I withdrew my hand from the cage and opened it. The bunchō lay still in my palm. I gazed for a while at the dead bird in my open hand. Then I placed it gently on my seating cushion. After that, I clapped loudly to summon the help. A young maid appeared in response, kneeling deferentially at the entrance. Impulsively, I grabbed the bunchō from the cushion and tossed it before her. She fixed her eyes on the tatami and remained silent. "You didn't feed it, and now it's dead." As I spoke, I glared at her face. She offered no response.
I turned back to my desk and penned a note to Miekichi. "My household help failed to feed the bunchō, and now it has died. To cage such a docile creature, then neglect its care, is unforgivably cruel."

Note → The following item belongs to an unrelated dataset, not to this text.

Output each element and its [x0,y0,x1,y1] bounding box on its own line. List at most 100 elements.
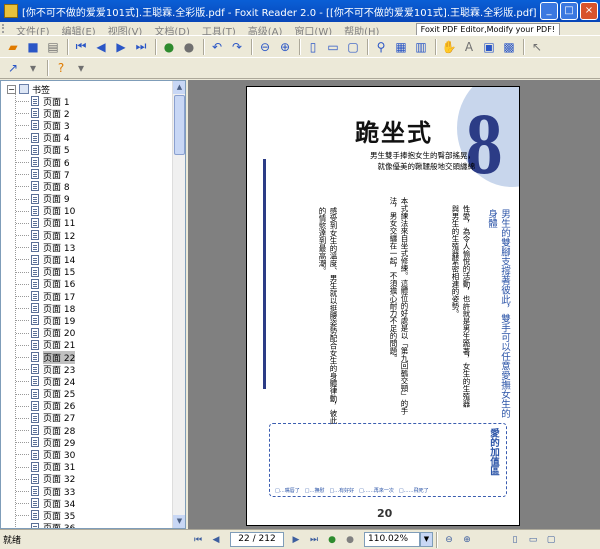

I told the maidservant to post my note and dispose of the bird. She asked where she should take it, and I yelled back at her to do as she pleased. Alarmed, she picked it up and retreated to the kitchen.
I while later, from the back garden, I heard the children clamoring about, preparing to bury the bunchō. The hired gardener consulted with the eldest daughter on an appropriate spot. I took up my pen, but little was produced.
The next morning my head felt heavy, and it was nearly ten when I finally rose. While washing my face, I peered out on the back garden. In the area from which the gardener's voice had sounded the day prior, standing among a thicket of green horsetail, was a small sign. Its height was much less than that of the surrounding horsetail. I slipped on my garden sandals and stepped through the shadows, trampling frosted grass underfoot. Drawing close, I read the words on the front of the sign. "Do not step on this mound." The writing was Fudeko's.
After noon, a reply came from Miekichi. "I'm sorry for the bunchō's unfortunate plight," was all he wrote. As to my household help, there was neither mention of blame nor indignation at the cruel outcome.